Behind all the sugar and all the sweetness surrounding American Candy, The Maine just gave a huge fuck you to any critics while simultaneously awarding diehard fans with a highly anticipated, saccharine collection of savory pop-rock songs, fueled by nostalgia and injected with an assortment of fresh, revitalized flavors.

It’s no secret fans of the Arizona quintet have been questioning what’s next, with some even criticizing the band’s latest efforts and their seemingly abrupt departure from the more pop-punk laden days of Can’t Stop, Won’t Stop (2009). But after barrelling through major record label qualms surrounding their sophomore release Black and White (2010) and pioneering their way through two independently released albums, Pioneer (2011) and Forever Halloween (2013), which ventured further off the beaten path, even The Maine’s truest fans questioned whether or not the band had indefinitely parted ways with their early pop-rock days and transitioned entirely to the likes of alternative rock.

But “English Girls” and “Miles Away” couldn’t have been better choices for American Candy’s first two releases, as they successfully highlight the band’s return to their more upbeat, energized pop-rock roots. It’s affirmation The Maine never left, and they aren’t going anywhere.

Sure, maybe the guys are wearing a different tie, but they’re wearing the same suit—and they’re in the exact same skin they were in six years ago when they played “Girls Do What They Want” on stage for the very first time. As vocalist John O’Callaghan sings “The old can feel brand new / I feel so fresh / I feel so new (and improved)” in the album’s second track “Same Suit, Different Tie,” it’s evident even the band recognize their transition but maintain they’ve been themselves throughout their much talked about progression over the years. The highlight? The record’s title track oozing with quintessential catchy pop styles and lyrics that’ll be stuck in your head for days.

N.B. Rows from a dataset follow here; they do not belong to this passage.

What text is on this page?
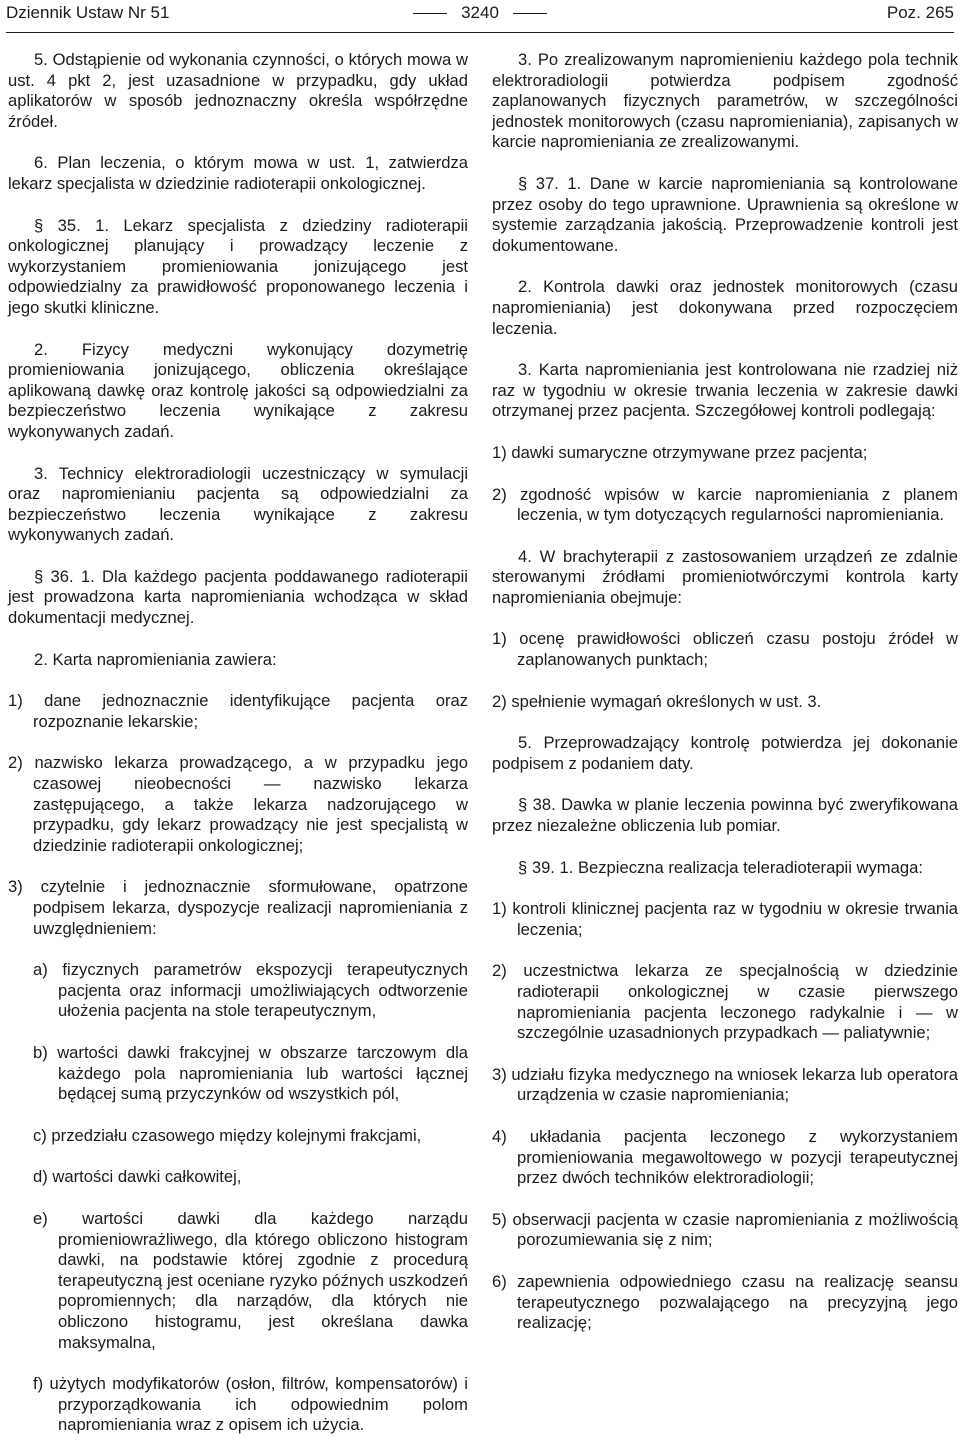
Dziennik Ustaw Nr 51	3240	Poz. 265

5. Odstąpienie od wykonania czynności, o których mowa w ust. 4 pkt 2, jest uzasadnione w przypadku, gdy układ aplikatorów w sposób jednoznaczny określa współrzędne źródeł.

6. Plan leczenia, o którym mowa w ust. 1, zatwierdza lekarz specjalista w dziedzinie radioterapii onkologicznej.

§ 35. 1. Lekarz specjalista z dziedziny radioterapii onkologicznej planujący i prowadzący leczenie z wykorzystaniem promieniowania jonizującego jest odpowiedzialny za prawidłowość proponowanego leczenia i jego skutki kliniczne.

2. Fizycy medyczni wykonujący dozymetrię promieniowania jonizującego, obliczenia określające aplikowaną dawkę oraz kontrolę jakości są odpowiedzialni za bezpieczeństwo leczenia wynikające z zakresu wykonywanych zadań.

3. Technicy elektroradiologii uczestniczący w symulacji oraz napromienianiu pacjenta są odpowiedzialni za bezpieczeństwo leczenia wynikające z zakresu wykonywanych zadań.

§ 36. 1. Dla każdego pacjenta poddawanego radioterapii jest prowadzona karta napromieniania wchodząca w skład dokumentacji medycznej.

2. Karta napromieniania zawiera:

1) dane jednoznacznie identyfikujące pacjenta oraz rozpoznanie lekarskie;

2) nazwisko lekarza prowadzącego, a w przypadku jego czasowej nieobecności — nazwisko lekarza zastępującego, a także lekarza nadzorującego w przypadku, gdy lekarz prowadzący nie jest specjalistą w dziedzinie radioterapii onkologicznej;

3) czytelnie i jednoznacznie sformułowane, opatrzone podpisem lekarza, dyspozycje realizacji napromieniania z uwzględnieniem:

a) fizycznych parametrów ekspozycji terapeutycznych pacjenta oraz informacji umożliwiających odtworzenie ułożenia pacjenta na stole terapeutycznym,

b) wartości dawki frakcyjnej w obszarze tarczowym dla każdego pola napromieniania lub wartości łącznej będącej sumą przyczynków od wszystkich pól,

c) przedziału czasowego między kolejnymi frakcjami,

d) wartości dawki całkowitej,

e) wartości dawki dla każdego narządu promieniowrażliwego, dla którego obliczono histogram dawki, na podstawie której zgodnie z procedurą terapeutyczną jest oceniane ryzyko późnych uszkodzeń popromiennych; dla narządów, dla których nie obliczono histogramu, jest określana dawka maksymalna,

f) użytych modyfikatorów (osłon, filtrów, kompensatorów) i przyporządkowania ich odpowiednim polom napromieniania wraz z opisem ich użycia.

3. Po zrealizowanym napromienieniu każdego pola technik elektroradiologii potwierdza podpisem zgodność zaplanowanych fizycznych parametrów, w szczególności jednostek monitorowych (czasu napromieniania), zapisanych w karcie napromieniania ze zrealizowanymi.

§ 37. 1. Dane w karcie napromieniania są kontrolowane przez osoby do tego uprawnione. Uprawnienia są określone w systemie zarządzania jakością. Przeprowadzenie kontroli jest dokumentowane.

2. Kontrola dawki oraz jednostek monitorowych (czasu napromieniania) jest dokonywana przed rozpoczęciem leczenia.

3. Karta napromieniania jest kontrolowana nie rzadziej niż raz w tygodniu w okresie trwania leczenia w zakresie dawki otrzymanej przez pacjenta. Szczegółowej kontroli podlegają:

1) dawki sumaryczne otrzymywane przez pacjenta;

2) zgodność wpisów w karcie napromieniania z planem leczenia, w tym dotyczących regularności napromieniania.

4. W brachyterapii z zastosowaniem urządzeń ze zdalnie sterowanymi źródłami promieniotwórczymi kontrola karty napromieniania obejmuje:

1) ocenę prawidłowości obliczeń czasu postoju źródeł w zaplanowanych punktach;

2) spełnienie wymagań określonych w ust. 3.

5. Przeprowadzający kontrolę potwierdza jej dokonanie podpisem z podaniem daty.

§ 38. Dawka w planie leczenia powinna być zweryfikowana przez niezależne obliczenia lub pomiar.

§ 39. 1. Bezpieczna realizacja teleradioterapii wymaga:

1) kontroli klinicznej pacjenta raz w tygodniu w okresie trwania leczenia;

2) uczestnictwa lekarza ze specjalnością w dziedzinie radioterapii onkologicznej w czasie pierwszego napromieniania pacjenta leczonego radykalnie i — w szczególnie uzasadnionych przypadkach — paliatywnie;

3) udziału fizyka medycznego na wniosek lekarza lub operatora urządzenia w czasie napromieniania;

4) układania pacjenta leczonego z wykorzystaniem promieniowania megawoltowego w pozycji terapeutycznej przez dwóch techników elektroradiologii;

5) obserwacji pacjenta w czasie napromieniania z możliwością porozumiewania się z nim;

6) zapewnienia odpowiedniego czasu na realizację seansu terapeutycznego pozwalającego na precyzyjną jego realizację;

Ultimately, The Maine give authority the middle finger in “My Hair” by asserting that they’re basically going to do whatever the hell they please, and in ten tracks, the band seem to give an apparent ‘I don’t give a rip’ attitude toward any accusations that they may have changed, been inauthentic, or deliberately altered their sound to please a certain crowd. But, what The Maine have done in American Candy is prove that they still kick ass—and they kick it pretty damn hard.

Buy It, Stream It, or Skip It? Buy it because this is one sugar rush you won’t want to come down from.